Şu an görünen ve yaşadıklarımıza bakılırsa;
Kendi fikirlerinden başka hiç kimsenin fikirlerine tahammülü olmayan, kendi doğrusundan başka hiçbir şeye itibar etmeyen, kendi gibi düşünmeyen herkesi aşağılayan birini Cumhurbaşkanı olarak görmek istemem. Türkiye Cumhuriyeti ile sorunlu, Türk milletinin birliğini 36 etniğe ayrıştıran, Anayasanın uygulanmasını kendi menfaatleriyle sınırlayan, devlet organlarının düzenli ve uyumlu çalışmasını kendi partisinin çalışması olarak niteleyen, devlet kadrolarında kendi fikriyatının haricinde düşünen insanları görmek istemeyen, o insanlara öteki diye bakan şahıslardan Cumhurbaşkanı olamaz, olmamalıdır.
Cumhurbaşkanı seçilen kişi kürsüde yemin edip göreve başlayacaktır. Yapılacak yeminde, Atatürk ilke ve inkılaplarına ve Laik Cumhuriyet ilkesine bağlı kalınacağına, insan haklarından ve temel hürriyetlerden yararlanması ülküsüne, görevi tarafsızlıkla yerine getirmeye söz veriliyor. Atatürk’le, Cumhuriyet’le, Türk kelimesi ile insan hakları ve temel hürriyetlerle kavgalı olan kim olursa olsun Türkiye Cumhurbaşkanı olmamalıdır. Tarafsızlığı beceremeyen, kendi partilisi olmayan herkesi sürekli dışlayan, onlara bağıran, çağıran, kızan, aşağılayan isimler Cumhurun başı olmamalıdır.
AK Partinin tabanı Erdoğan aday olduğunda, eğer şuan ki Cumhurbaşkanı gibi aynı yetkide olacaksa biz oy vermeyiz diyebilirler.

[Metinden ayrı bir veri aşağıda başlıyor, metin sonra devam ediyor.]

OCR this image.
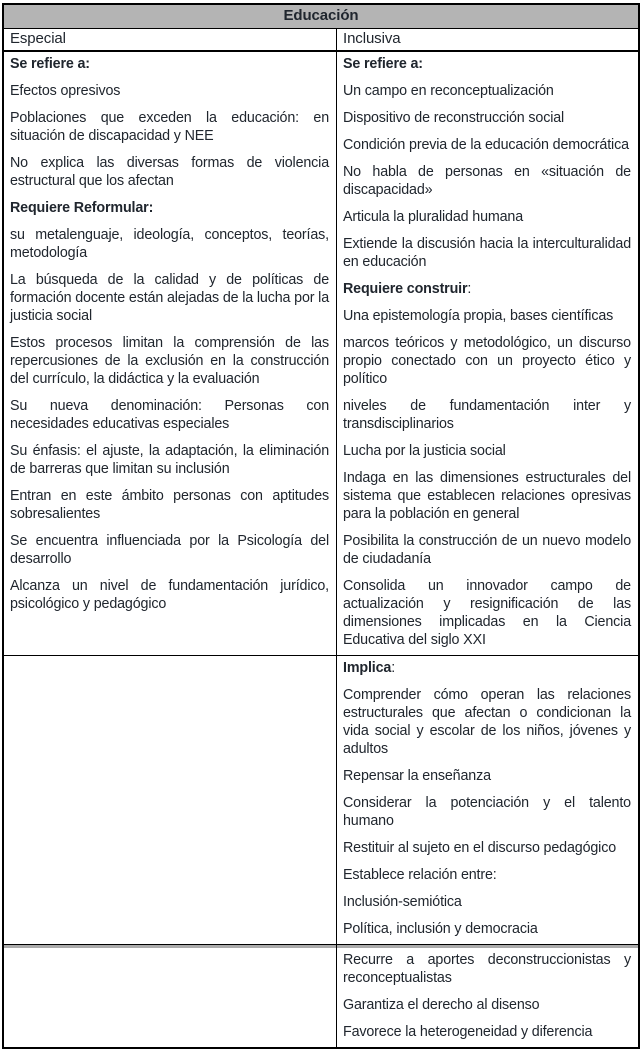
Educación
Especial	Inclusiva

Se refiere a:

Efectos opresivos

Poblaciones que exceden la educación: en situación de discapacidad y NEE

No explica las diversas formas de violencia estructural que los afectan

Requiere Reformular:

su metalenguaje, ideología, conceptos, teorías, metodología

La búsqueda de la calidad y de políticas de formación docente están alejadas de la lucha por la justicia social

Estos procesos limitan la comprensión de las repercusiones de la exclusión en la construcción del currículo, la didáctica y la evaluación

Su nueva denominación: Personas con necesidades educativas especiales

Su énfasis: el ajuste, la adaptación, la eliminación de barreras que limitan su inclusión

Entran en este ámbito personas con aptitudes sobresalientes

Se encuentra influenciada por la Psicología del desarrollo

Alcanza un nivel de fundamentación jurídico, psicológico y pedagógico

Se refiere a:

Un campo en reconceptualización

Dispositivo de reconstrucción social

Condición previa de la educación democrática

No habla de personas en «situación de discapacidad»

Articula la pluralidad humana

Extiende la discusión hacia la interculturalidad en educación

Requiere construir:

Una epistemología propia, bases científicas

marcos teóricos y metodológico, un discurso propio conectado con un proyecto ético y político

niveles de fundamentación inter y transdisciplinarios

Lucha por la justicia social

Indaga en las dimensiones estructurales del sistema que establecen relaciones opresivas para la población en general

Posibilita la construcción de un nuevo modelo de ciudadanía

Consolida un innovador campo de actualización y resignificación de las dimensiones implicadas en la Ciencia Educativa del siglo XXI

Implica:

Comprender cómo operan las relaciones estructurales que afectan o condicionan la vida social y escolar de los niños, jóvenes y adultos

Repensar la enseñanza

Considerar la potenciación y el talento humano

Restituir al sujeto en el discurso pedagógico

Establece relación entre:

Inclusión-semiótica

Política, inclusión y democracia

Recurre a aportes deconstruccionistas y reconceptualistas

Garantiza el derecho al disenso

Favorece la heterogeneidad y diferencia
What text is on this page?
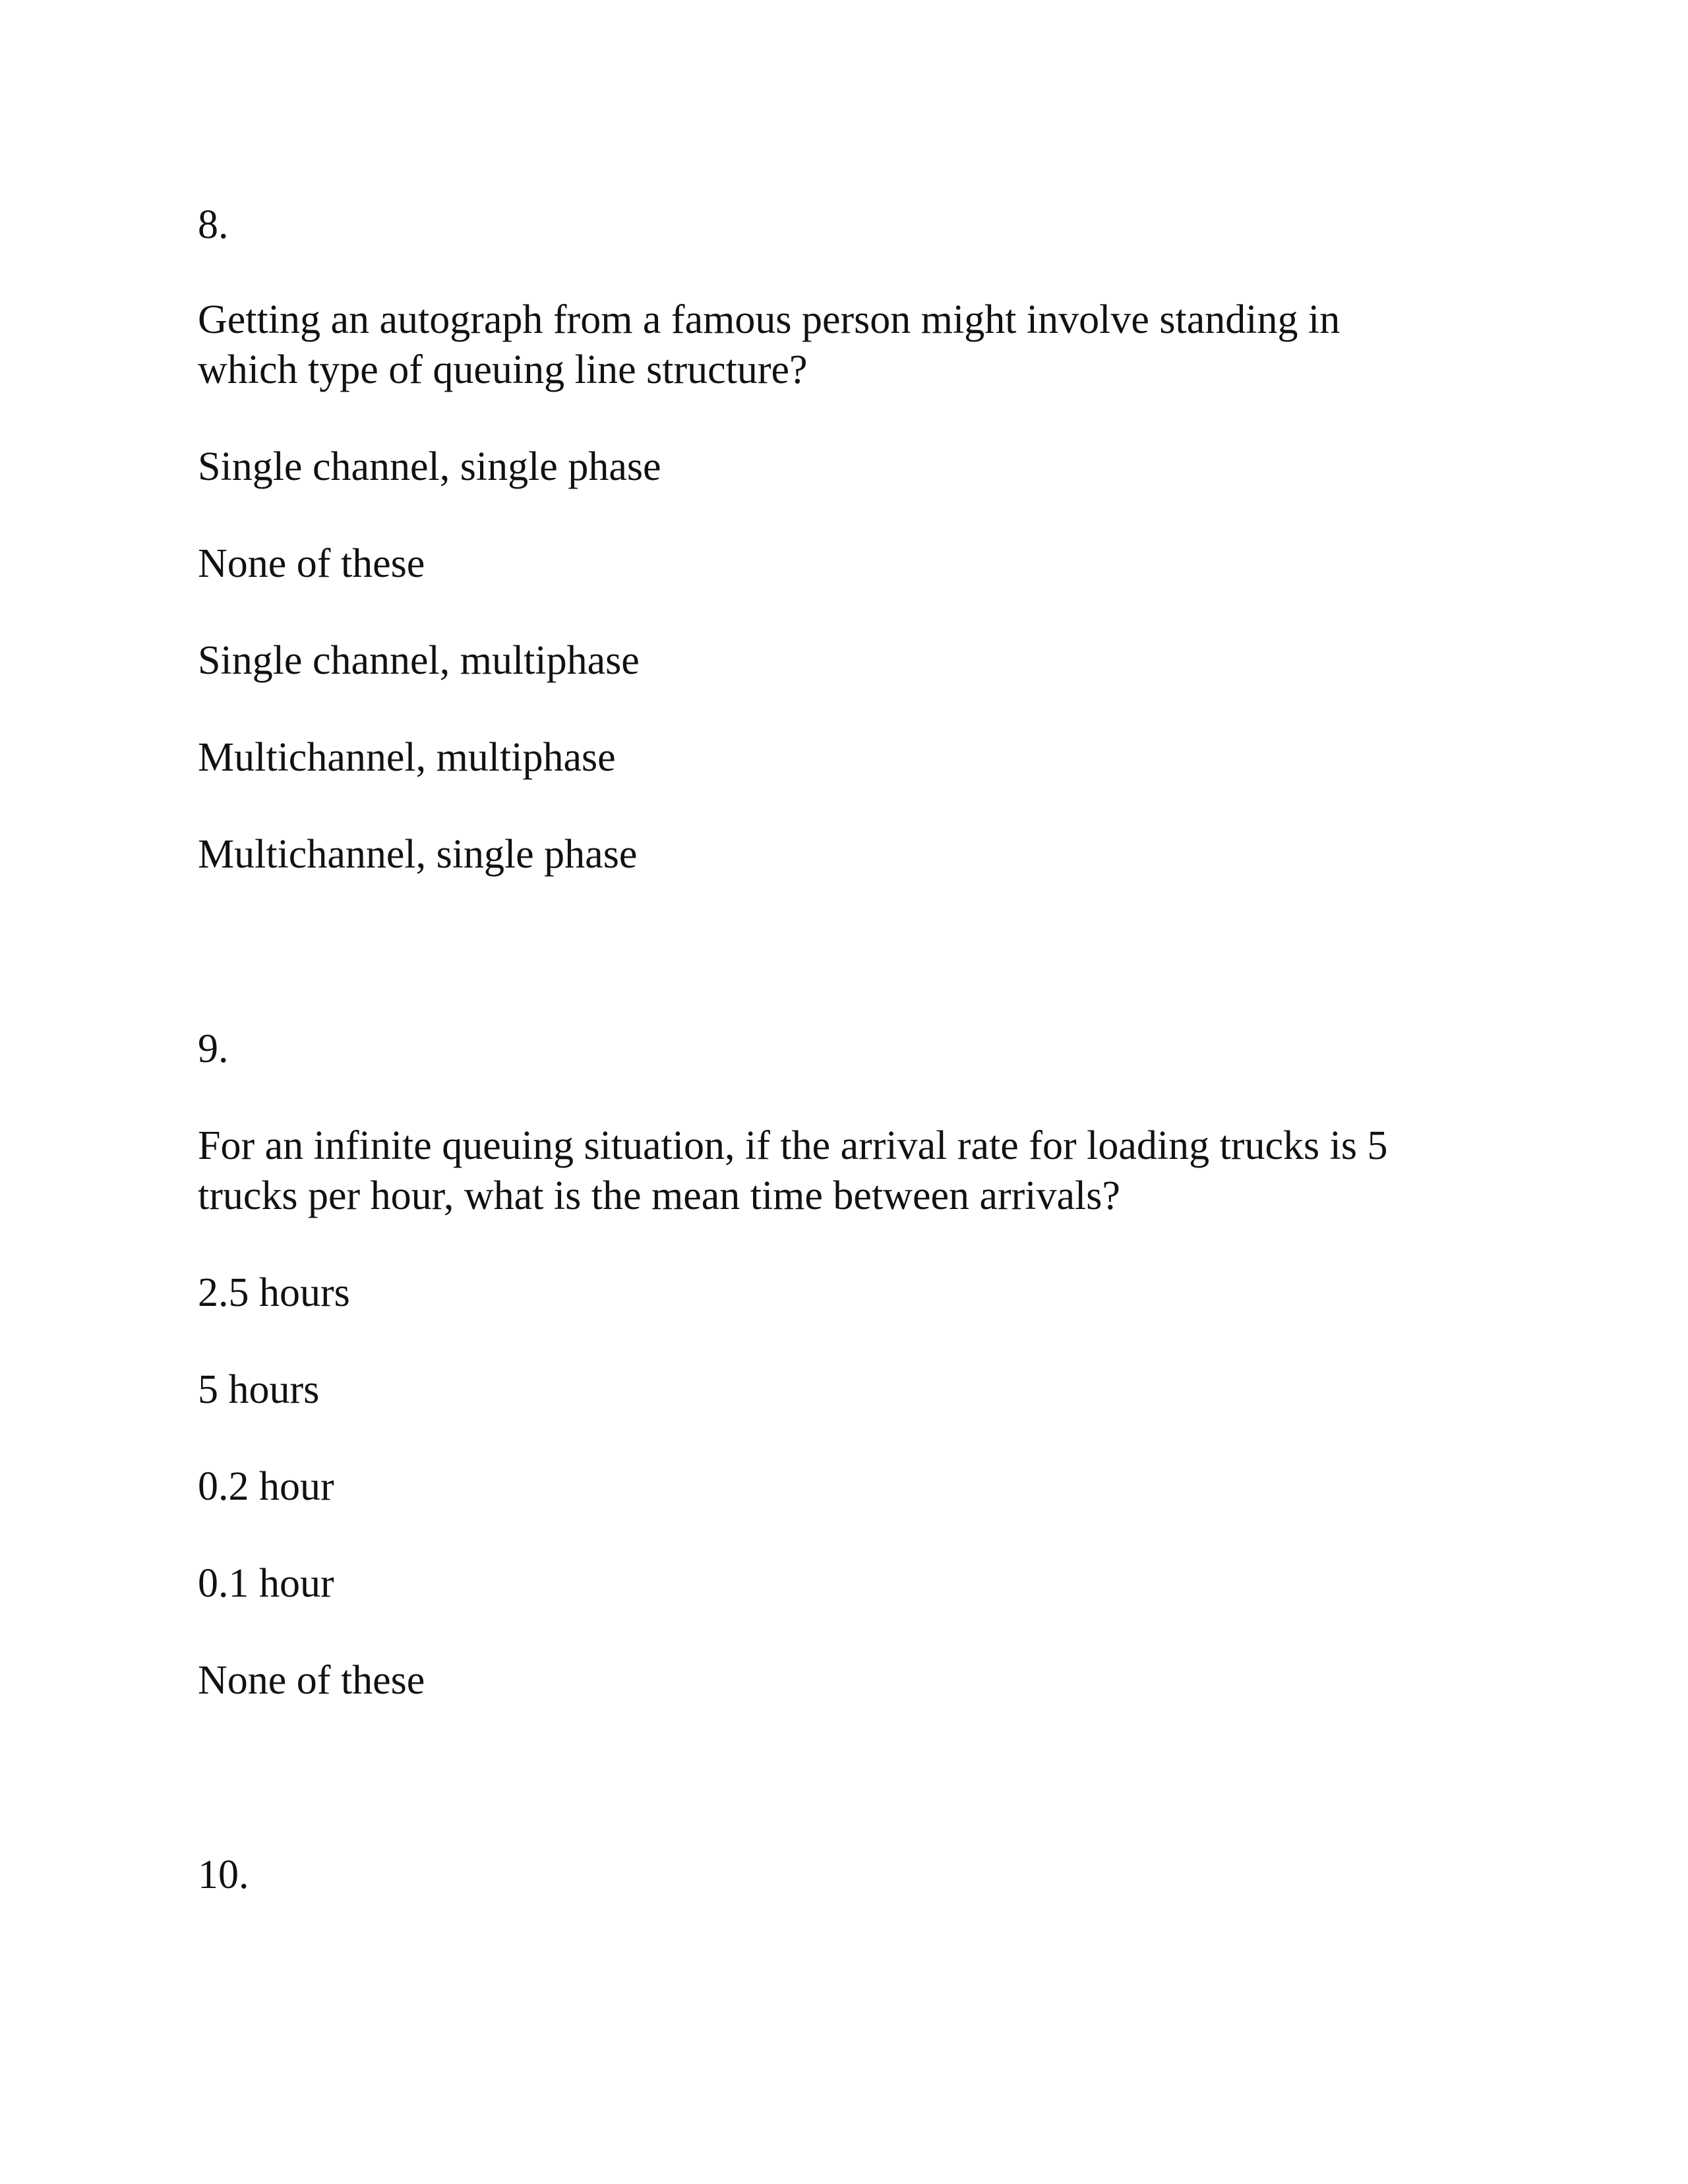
8.
Getting an autograph from a famous person might involve standing in
which type of queuing line structure?
Single channel, single phase
None of these
Single channel, multiphase
Multichannel, multiphase
Multichannel, single phase
9.
For an infinite queuing situation, if the arrival rate for loading trucks is 5
trucks per hour, what is the mean time between arrivals?
2.5 hours
5 hours
0.2 hour
0.1 hour
None of these
10.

Partililer, partinin başında kalıp, Başbakanlığına devam etsin isteğinde olabilirler.
Yok ama ‘başkanlık sistemi’ şeklinde olacak ve Cumhur’un yetkileri çoğalacaksa “Hay hay” başbakan aday olsun deniliyor.

Aslında şunu da açıkça söylüyorlar;
Ne acıdır ki Erdoğan olmasa Başbakanlık yapacak maalesef kimse yok.
Taban Erdoğan’ın hiçbir yere gitmesini istemiyor.
Başbakanlık yapacak kimse yok konusunda haklılık payları da var aslında.
Ak Parti içerisinde de, Muhalefet içerisinde de Ülkeyi yönetme konusunda ciddi sıkıntı olduğu doğrudur. Asında iradeli bir bayan aday Cumhurbaşkanı olsa Türkiye’de çok daha iyi olur,düşüncesini dillendirenler oldukça fazla.
Siyasete kendi çıkarları için,kanunları da kendilerini korumak için sürekli şekilden şekile sokan iktidar partisi, Erdoğan’dan sonra neler olurun hesabındalar. İktidar partisindeki iç çatışmalar aslında çok fazla,ancak tek kişi tarafından sevk ve idare edildiğinden, yani demokrasi kuralları yok denecek kadar az olduğundan çalkantılar dışarı yansımıyor. Belediye başkanlığını kazanamayanların çoğu vekil olmak için Erdoğan’ın gözüne girmede yarış halindeler.
Muhalefette iç çatışmaların ardı arkası kesilmiyor.
Öyle ki mahalli idareler seçimlerini basamak yaparak, önümüzdeki milletvekilliği seçimleri için, yaşadığımız ilde milletvekilliği adaylığı hesapları içerisine girenleri biliyorum.
Yerel seçimlerde seçilmez ise, Milletvekili adayı olurum düşüncesinde olanlar oldukça çok fazla. Malumunuz devir idealistlerin değil, çıkarcıların devridir.
Fırat’ta bir koyun kaybolsa hesabı Hz. Ömer’den sorulurdu. Türk Devleti bilinçsiz insanların verdikleri oylarla,yıllarca soyuluyor, adım adım bölünmeye doğru gidiliyor.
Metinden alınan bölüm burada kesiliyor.